Business is no different;
to perform better every business has parameters which are known as Key Performance Indicators aka KPI’s. These KPI’s help an organization know, how well they are performing. Key Performance Indicators are at the company level, department level and also at individual level. Indian small and medium size enterprises very often have KPI’s designed for the designation without paying attention to the workflow or the value the department is supposed to create, this may result into a situation where all departments and employees are achieving their KPI’s however the company is still grappling with performance issues. No, I am not talking about incorrect target setting on KPI’s. I am talking about how they are arrived at. KPIs need to be derived, one needs to understand the goal of the business first, break the goal down into objective measureable parameters and then assign these parameters to departments based on the role the department plays and the value it must create for the business. Standardized KPI’s designed for the designation may not help the business achieve its goal.
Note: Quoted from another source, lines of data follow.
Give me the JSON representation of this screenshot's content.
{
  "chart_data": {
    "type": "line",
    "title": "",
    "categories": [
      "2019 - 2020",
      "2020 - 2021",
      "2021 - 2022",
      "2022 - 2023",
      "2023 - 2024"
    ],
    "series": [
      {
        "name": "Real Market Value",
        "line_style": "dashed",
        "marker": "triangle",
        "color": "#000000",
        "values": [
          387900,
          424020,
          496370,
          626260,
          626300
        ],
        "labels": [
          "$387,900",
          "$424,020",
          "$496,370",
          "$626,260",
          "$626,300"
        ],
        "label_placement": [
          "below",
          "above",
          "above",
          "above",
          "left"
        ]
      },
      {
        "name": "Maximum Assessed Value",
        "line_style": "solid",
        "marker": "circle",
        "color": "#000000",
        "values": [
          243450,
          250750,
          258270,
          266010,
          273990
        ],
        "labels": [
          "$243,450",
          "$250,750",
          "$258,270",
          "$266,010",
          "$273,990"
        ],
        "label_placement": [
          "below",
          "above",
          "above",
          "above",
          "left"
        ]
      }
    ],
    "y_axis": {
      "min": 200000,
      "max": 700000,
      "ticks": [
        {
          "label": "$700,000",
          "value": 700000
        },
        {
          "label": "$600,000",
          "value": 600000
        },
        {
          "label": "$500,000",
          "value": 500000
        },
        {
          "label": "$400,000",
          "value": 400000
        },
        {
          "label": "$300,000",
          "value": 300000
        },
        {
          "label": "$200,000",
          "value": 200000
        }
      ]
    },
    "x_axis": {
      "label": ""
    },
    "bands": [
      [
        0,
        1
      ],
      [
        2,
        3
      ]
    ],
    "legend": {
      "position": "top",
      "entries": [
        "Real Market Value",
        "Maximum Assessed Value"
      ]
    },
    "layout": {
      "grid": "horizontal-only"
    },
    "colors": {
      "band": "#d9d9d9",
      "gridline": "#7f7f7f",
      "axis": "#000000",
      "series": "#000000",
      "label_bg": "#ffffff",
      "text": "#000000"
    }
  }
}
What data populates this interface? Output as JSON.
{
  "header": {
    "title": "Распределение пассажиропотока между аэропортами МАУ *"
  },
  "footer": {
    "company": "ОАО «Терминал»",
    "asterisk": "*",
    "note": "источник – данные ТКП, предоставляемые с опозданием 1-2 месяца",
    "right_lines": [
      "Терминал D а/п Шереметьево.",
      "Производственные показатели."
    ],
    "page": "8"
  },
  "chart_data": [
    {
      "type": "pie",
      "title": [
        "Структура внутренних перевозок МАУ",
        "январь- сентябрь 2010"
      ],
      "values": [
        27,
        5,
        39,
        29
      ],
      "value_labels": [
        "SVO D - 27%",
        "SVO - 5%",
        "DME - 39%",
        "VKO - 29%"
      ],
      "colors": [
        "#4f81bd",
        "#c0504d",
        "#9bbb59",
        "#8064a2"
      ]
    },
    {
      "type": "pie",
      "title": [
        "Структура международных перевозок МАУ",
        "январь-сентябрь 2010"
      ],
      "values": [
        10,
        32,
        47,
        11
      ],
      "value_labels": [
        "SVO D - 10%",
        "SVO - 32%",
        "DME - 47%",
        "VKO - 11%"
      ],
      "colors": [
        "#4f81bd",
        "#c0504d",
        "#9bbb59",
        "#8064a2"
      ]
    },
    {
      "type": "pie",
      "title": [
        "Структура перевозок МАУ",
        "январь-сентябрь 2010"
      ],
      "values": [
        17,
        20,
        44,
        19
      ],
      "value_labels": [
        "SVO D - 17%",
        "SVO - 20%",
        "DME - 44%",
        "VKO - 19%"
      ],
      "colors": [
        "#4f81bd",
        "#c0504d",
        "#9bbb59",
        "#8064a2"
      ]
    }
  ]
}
The goal of the KPI is to help you control how the organization navigates to its goal, by giving clear directions to the heads and by resolving challenges on the way.
Here’s a method you can use to derive KPI’s, organizations are made up of different departments working together, every department has a customer and a supplier. Customer here is the department that uses the output generated by them and supplier is the department that gives them the input on which they work. As per my opinion, all department heads must sit together and outline what they need as input to do their work well and generate the output that the customer department needs. Once this is done, they must understand what are the important things they must measure to consistently deliver the output required by the customer departments. These measurements can be both qualitative and quantitative. Also, the agreed metrics must be measured for two things, effectiveness and efficiency. Effectiveness would tell you whether the job was done and if yes, was it done as per specifications provided. Efficiency on the other hand will tell you whether the job was done at the right speed, with minimum waste, within budgets etc. The heads then need to agree among themselves on the measurements and goals and sign for their commitment. All of this obviously in-line with what the company’s goals are. It always helps to derive the KPI using this method and involving heads as they then understand how they add value to the bigger picture, have complete commitment to the performance and the most important of all doing it in this way allows heads to discuss issues and unmet expectations that need to be taken care of to reach the goal.